Eine Funkoper von Ludwig Abraham und dem Ensemble Mocrep

Die Funkoper kombiniert eine theatrale Aufführung mit der gleichzeitigen Produktion eines im Radio übertragenen Stücks. In Zusammenarbeit zwischen dem deutschen Komponisten Ludwig Abraham und dem amerikanischen Ensemble Mocrep, werden die Potentiale der verschiedenen eingesetzten Medien und möglichen Wahrnehmungsformen getestet. Das Ensemble besteht aus vier Musikern auf der Bühne und einem Erzähler, bzw. Disc Jockey der hauptsächlich in der Radioübertragung zu hören ist und als Bindeglied zwischen theatraler Aufführung und Hörstück funktioniert.
Die beteiligten Künstler agieren über das klassische Bild des Musikers hinaus als Performer. Die transatlantische Kollaboration ist im Hinblick auf eine Funkoper besonders interessant, wenn man die bekanntesten Werke dieser Gattung betrachtet – wie den Lindberghflug oder später Ozeanflug – und den Umstand, daß sie von Kurt Weill, Bert Brecht und Paul Hindemith entwickelt wurden, allesamt in Deutschland geborene Künstler, die zumindest temporär in den USA lebten und Einfluss auf die Stärke und Qualität des kulturellen Feedbacks zwischen Europa und Nordamerika hatten.
Die Recherche für dieses Stück konzentriert sich auf bereits bestehende künstlerische popkulturelle Verbindungen zwischen Deutschland und den Vereinigten Staaten, wie zum Beispiel den heute noch spürbaren musikalischen Fingerabruck verschiedener Flüchtlingsbewegungen in die USA – etwa von 1848 oder während des Dritten Reichs – die nostalgischen Songs zurückgekehrter GIs nach dem zweiten Weltkrieg oder die deutsche Aneignung von Phänomenen wie Skateboarding oder Rock sowie die Entwicklung von elektronisch geprägter Tanzmusik als konstante Unterhaltung mittels Schallplatten, Kassetten und digitaler Medien zwischen Düsseldorf, München, Berlin, Chicago, Detroit, New York. Eine weitere Fragestellung ist die nach Exil und Flucht und wie Flüchtlinge aufgenommen oder abgewiesen werden, abhängig von ihrem sozialen oder kulturellen Status.
Um die Arbeit in Chicago im April 2016 einem Test zu unterziehen und um dem utopischen Anklang historischer Funkopern Rechnung zu tragen – man denke zum Beispiel an Edgar Varèse's Idee eines weltweit live übertragenen Musiktheaters mit Beteiligten in mehreren Ländern –, wird Rekord nicht nur in den USA, sondern Ende Juli 2016 auch in München aufgeführt.

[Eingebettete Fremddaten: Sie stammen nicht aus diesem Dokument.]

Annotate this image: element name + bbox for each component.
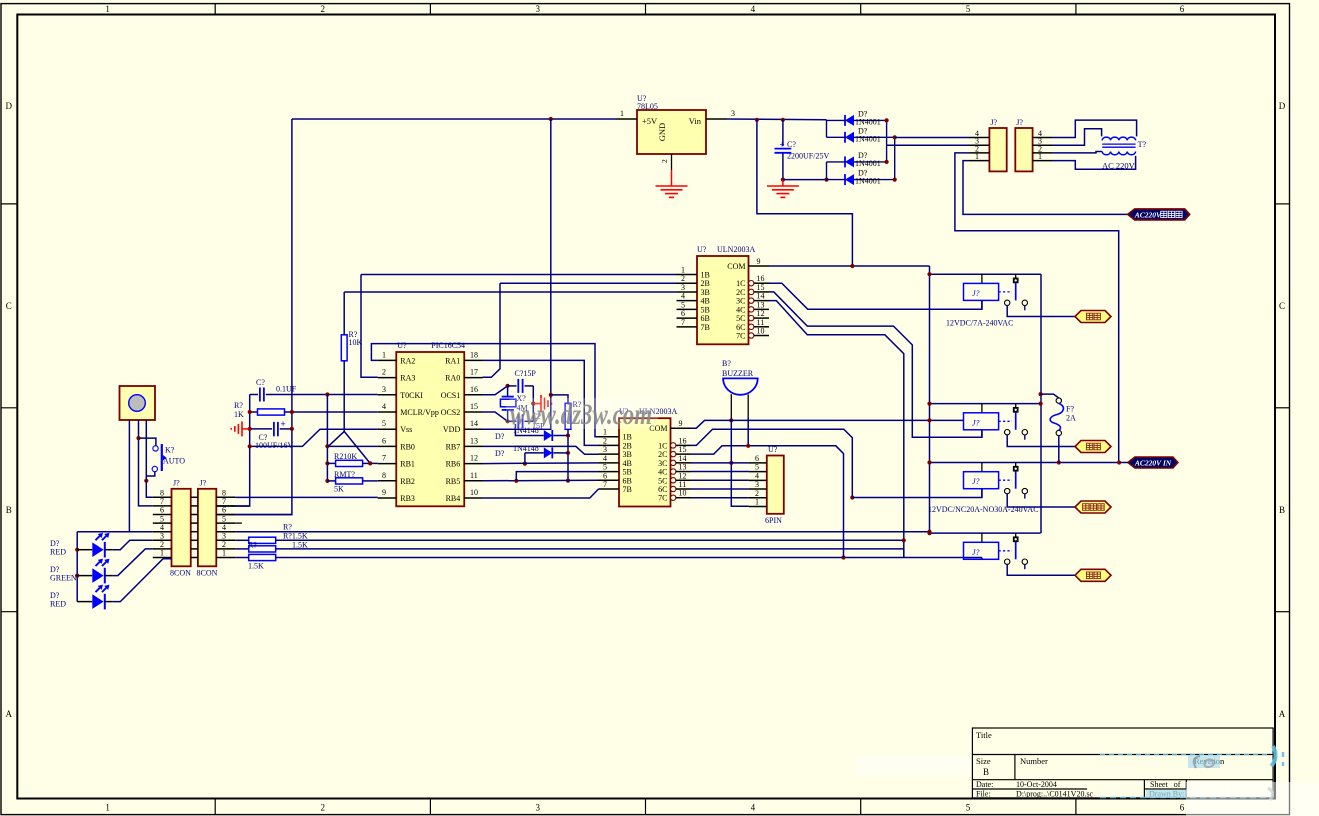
svg-text:2: 2 <box>320 803 325 813</box>
svg-text:1N4148: 1N4148 <box>513 444 539 453</box>
svg-text:J?: J? <box>972 289 980 298</box>
svg-text:1: 1 <box>681 266 685 275</box>
svg-text:RED: RED <box>50 599 66 608</box>
svg-text:3C: 3C <box>736 297 745 306</box>
svg-text:GND: GND <box>657 123 667 141</box>
svg-text:5: 5 <box>966 803 971 813</box>
svg-text:6: 6 <box>382 436 386 445</box>
svg-text:10: 10 <box>470 488 478 497</box>
svg-text:OCS1: OCS1 <box>441 391 461 400</box>
svg-text:PIC16C54: PIC16C54 <box>431 341 465 350</box>
svg-text:7B: 7B <box>701 323 710 332</box>
svg-text:1N4001: 1N4001 <box>855 159 881 168</box>
svg-text:14: 14 <box>679 454 687 463</box>
svg-text:RMT?: RMT? <box>334 470 355 479</box>
svg-text:6C: 6C <box>736 323 745 332</box>
svg-text:0.1UF: 0.1UF <box>276 385 297 394</box>
svg-text:16: 16 <box>470 385 478 394</box>
svg-text:RB5: RB5 <box>446 477 461 486</box>
svg-text:1C: 1C <box>736 279 745 288</box>
svg-text:RA3: RA3 <box>400 374 415 383</box>
svg-text:Sheet of: Sheet of <box>1150 780 1181 789</box>
svg-text:J?: J? <box>173 479 180 488</box>
svg-text:4: 4 <box>751 4 756 14</box>
svg-text:1: 1 <box>620 109 624 118</box>
svg-text:J?: J? <box>200 479 207 488</box>
svg-text:4B: 4B <box>623 459 632 468</box>
svg-text:11: 11 <box>757 318 765 327</box>
svg-text:6: 6 <box>1180 4 1185 14</box>
svg-text:RA2: RA2 <box>400 356 415 365</box>
svg-text:MCLR/Vpp: MCLR/Vpp <box>400 408 439 417</box>
svg-text:18: 18 <box>470 350 478 359</box>
svg-text:7C: 7C <box>658 494 667 503</box>
svg-text:GREEN: GREEN <box>50 573 77 582</box>
svg-text:9: 9 <box>757 257 761 266</box>
svg-text:RB4: RB4 <box>446 494 461 503</box>
svg-text:R210K: R210K <box>334 452 357 461</box>
svg-text:2: 2 <box>382 368 386 377</box>
svg-text:A: A <box>1279 709 1286 719</box>
svg-text:10: 10 <box>679 489 687 498</box>
svg-text:6B: 6B <box>701 314 710 323</box>
svg-text:15: 15 <box>757 283 765 292</box>
svg-text:1: 1 <box>222 549 226 558</box>
svg-text:2200UF/25V: 2200UF/25V <box>787 152 829 161</box>
svg-text:1: 1 <box>975 152 979 161</box>
svg-text:4: 4 <box>681 292 685 301</box>
svg-text:RB0: RB0 <box>400 442 415 451</box>
svg-text:C?15P: C?15P <box>515 369 537 378</box>
svg-text:K?: K? <box>165 446 175 455</box>
svg-text:RB3: RB3 <box>400 494 415 503</box>
svg-text:11: 11 <box>470 471 478 480</box>
svg-text:10-Oct-2004: 10-Oct-2004 <box>1016 780 1057 789</box>
svg-text:13: 13 <box>757 300 765 309</box>
svg-text:1: 1 <box>105 4 110 14</box>
svg-text:6PIN: 6PIN <box>765 516 782 525</box>
svg-text:12: 12 <box>679 471 687 480</box>
svg-text:RED: RED <box>50 548 66 557</box>
svg-text:RB1: RB1 <box>400 460 415 469</box>
svg-text:1.5K: 1.5K <box>292 541 308 550</box>
svg-text:Size: Size <box>976 756 991 766</box>
svg-text:3: 3 <box>731 109 735 118</box>
svg-text:J?: J? <box>972 418 980 427</box>
svg-text:6: 6 <box>603 471 607 480</box>
svg-text:+: + <box>780 140 785 150</box>
svg-text:5: 5 <box>382 419 386 428</box>
svg-text:1B: 1B <box>701 271 710 280</box>
svg-text:3: 3 <box>681 283 685 292</box>
svg-text:T0CKI: T0CKI <box>400 391 423 400</box>
svg-text:3C: 3C <box>658 459 667 468</box>
svg-text:5B: 5B <box>623 468 632 477</box>
svg-text:15: 15 <box>470 402 478 411</box>
svg-text:7B: 7B <box>623 485 632 494</box>
svg-text:BUZZER: BUZZER <box>722 369 754 378</box>
svg-text:5K: 5K <box>334 485 344 494</box>
svg-text:D: D <box>1279 101 1286 111</box>
svg-text:5B: 5B <box>701 305 710 314</box>
svg-text:RB6: RB6 <box>446 460 461 469</box>
svg-text:7C: 7C <box>736 332 745 341</box>
svg-text:ULN2003A: ULN2003A <box>717 245 755 254</box>
svg-text:2: 2 <box>320 4 325 14</box>
svg-text:F?: F? <box>1066 405 1074 414</box>
svg-text:9: 9 <box>679 419 683 428</box>
svg-text:C: C <box>6 301 12 311</box>
svg-text:12: 12 <box>470 454 478 463</box>
svg-text:3: 3 <box>755 480 759 489</box>
svg-text:5: 5 <box>681 300 685 309</box>
svg-text:5C: 5C <box>736 314 745 323</box>
svg-text:Vss: Vss <box>400 425 412 434</box>
svg-text:6: 6 <box>1180 803 1185 813</box>
svg-text:6B: 6B <box>623 476 632 485</box>
svg-text:1: 1 <box>755 498 759 507</box>
svg-text:16: 16 <box>679 436 687 445</box>
svg-text:1: 1 <box>160 549 164 558</box>
svg-text:R?: R? <box>234 401 243 410</box>
svg-text:1K: 1K <box>234 410 244 419</box>
svg-text:3B: 3B <box>701 288 710 297</box>
svg-text:AC220V IN: AC220V IN <box>1134 459 1172 468</box>
svg-text:AC220V: AC220V <box>1134 210 1162 219</box>
svg-text:8: 8 <box>382 471 386 480</box>
svg-text:Title: Title <box>976 730 992 740</box>
svg-text:10K: 10K <box>349 338 363 347</box>
svg-text:1N4001: 1N4001 <box>855 177 881 186</box>
svg-text:14: 14 <box>470 419 478 428</box>
svg-text:4: 4 <box>382 402 386 411</box>
svg-text:J?: J? <box>1016 118 1023 127</box>
svg-text:4C: 4C <box>658 468 667 477</box>
svg-text:R?1.5K: R?1.5K <box>283 532 308 541</box>
svg-text:J?: J? <box>990 118 997 127</box>
svg-text:78L05: 78L05 <box>637 102 658 111</box>
svg-text:C?: C? <box>787 140 796 149</box>
svg-text:2: 2 <box>755 489 759 498</box>
svg-text:12VDC/NC20A-NO30A-240VAC: 12VDC/NC20A-NO30A-240VAC <box>928 505 1039 514</box>
svg-text:5C: 5C <box>658 476 667 485</box>
svg-text:3: 3 <box>536 4 541 14</box>
svg-text:2: 2 <box>660 159 669 163</box>
svg-text:COM: COM <box>727 262 745 271</box>
svg-text:RB7: RB7 <box>446 442 461 451</box>
svg-text:9: 9 <box>382 488 386 497</box>
svg-text:T?: T? <box>1138 140 1147 149</box>
svg-text:15: 15 <box>679 445 687 454</box>
svg-text:www.dz3w.com: www.dz3w.com <box>510 398 652 431</box>
svg-text:2B: 2B <box>623 441 632 450</box>
svg-text:2B: 2B <box>701 279 710 288</box>
svg-text:J?: J? <box>972 477 980 486</box>
svg-text:AC 220V: AC 220V <box>1102 160 1136 170</box>
svg-text:11: 11 <box>679 480 687 489</box>
svg-text:6: 6 <box>681 309 685 318</box>
svg-text:10: 10 <box>757 327 765 336</box>
svg-text:RA0: RA0 <box>445 374 460 383</box>
svg-text:7: 7 <box>382 454 386 463</box>
svg-text:16: 16 <box>757 274 765 283</box>
svg-text:4C: 4C <box>736 305 745 314</box>
svg-text:4: 4 <box>603 454 607 463</box>
svg-text:Vin: Vin <box>689 116 702 126</box>
svg-text:12: 12 <box>757 309 765 318</box>
svg-text:4: 4 <box>755 471 759 480</box>
svg-text:R?: R? <box>248 541 257 550</box>
svg-text:3B: 3B <box>623 450 632 459</box>
svg-text:RA1: RA1 <box>445 356 460 365</box>
svg-text:AUTO: AUTO <box>163 457 185 466</box>
svg-text:6: 6 <box>755 454 759 463</box>
svg-text:5: 5 <box>755 463 759 472</box>
svg-text:1.5K: 1.5K <box>248 562 264 571</box>
svg-text:A: A <box>6 709 13 719</box>
svg-text:J?: J? <box>972 548 980 557</box>
svg-text:C: C <box>1279 301 1285 311</box>
svg-text:D?: D? <box>495 432 505 441</box>
svg-text:2C: 2C <box>658 450 667 459</box>
svg-text:4: 4 <box>751 803 756 813</box>
svg-text:5: 5 <box>966 4 971 14</box>
svg-text:8CON: 8CON <box>170 569 191 578</box>
svg-text:+: + <box>281 419 286 429</box>
svg-text:B?: B? <box>722 359 731 368</box>
svg-text:5: 5 <box>603 463 607 472</box>
svg-text:13: 13 <box>679 463 687 472</box>
svg-text:U?: U? <box>697 245 707 254</box>
svg-text:17: 17 <box>470 368 478 377</box>
svg-text:1N4001: 1N4001 <box>855 118 881 127</box>
svg-text:1C: 1C <box>658 441 667 450</box>
svg-text:D:\prog:..\C0141V20.sc: D:\prog:..\C0141V20.sc <box>1016 790 1094 799</box>
svg-text:1: 1 <box>382 350 386 359</box>
svg-text:2C: 2C <box>736 288 745 297</box>
svg-text:3: 3 <box>382 385 386 394</box>
svg-text:D?: D? <box>495 449 505 458</box>
svg-text:U?: U? <box>397 341 407 350</box>
svg-text:B: B <box>983 767 989 777</box>
svg-text:+5V: +5V <box>642 116 658 126</box>
svg-text:RB2: RB2 <box>400 477 415 486</box>
svg-text:4B: 4B <box>701 297 710 306</box>
svg-text:D: D <box>6 101 13 111</box>
svg-text:7: 7 <box>603 480 607 489</box>
svg-text:1B: 1B <box>623 433 632 442</box>
svg-text:100UF/16V: 100UF/16V <box>255 441 293 450</box>
svg-text:7: 7 <box>681 318 685 327</box>
svg-text:2A: 2A <box>1066 414 1076 423</box>
svg-text:12VDC/7A-240VAC: 12VDC/7A-240VAC <box>946 319 1013 328</box>
svg-text:2: 2 <box>681 274 685 283</box>
svg-text:OCS2: OCS2 <box>441 408 461 417</box>
svg-text:B: B <box>6 505 12 515</box>
svg-text:R?: R? <box>283 523 292 532</box>
svg-text:3: 3 <box>536 803 541 813</box>
svg-text:14: 14 <box>757 292 765 301</box>
svg-text:1: 1 <box>1038 152 1042 161</box>
svg-text:C?: C? <box>256 378 265 387</box>
svg-text:1: 1 <box>105 803 110 813</box>
svg-text:B: B <box>1279 505 1285 515</box>
svg-text:File:: File: <box>976 790 991 799</box>
svg-text:8CON: 8CON <box>197 569 218 578</box>
svg-text:13: 13 <box>470 436 478 445</box>
svg-text:3: 3 <box>603 445 607 454</box>
svg-text:Date:: Date: <box>976 780 993 789</box>
svg-text:6C: 6C <box>658 485 667 494</box>
svg-text:2: 2 <box>603 436 607 445</box>
svg-text:Number: Number <box>1020 756 1048 766</box>
svg-text:VDD: VDD <box>443 425 461 434</box>
svg-text:U?: U? <box>768 445 778 454</box>
svg-text:1N4001: 1N4001 <box>855 135 881 144</box>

Ludwig Abraham lebt in Deutschland und entwickelt Aktionen, Musik, Texte und Bilder. Produziert und performed in Konzertsälen, Theatern und Galerien in Europa und Amerika. Fokus auf Musik als performative Kunstform, Strategien des Pop, die Idee von Noise und Störung. Studierte Kunst, Musik und Medien an der Philipps-Universität Marburg, instrumentale und elektronische Komposition an der Folkwang Universität der Künste. Seit 2012 Teil von NEUER TANZ als Komponist und Performer.

Mocrep ist ein in Chicago ansässiges Ensemble, das sich der Präsentation von radikaler Musik des 21. Jahrhunderts, die sich mit zeitgenössicher Kultur im ästethischem, sozialen und politischen Kontext verschrieben hat. Spezialisiert auf Arbeiten, die Musik, Theater und Performance Kunst synthetisieren ohne jedoch die Unterschiede zwischen diesen Medien zu verwischen und damit innovative Möglichkeiten der darstellenden Künste bloss zu legen und zu erforschen. Dieses Programm besteht aus US- und Weltpremieren von Arbeiten zweier junger deutscher Komponisten.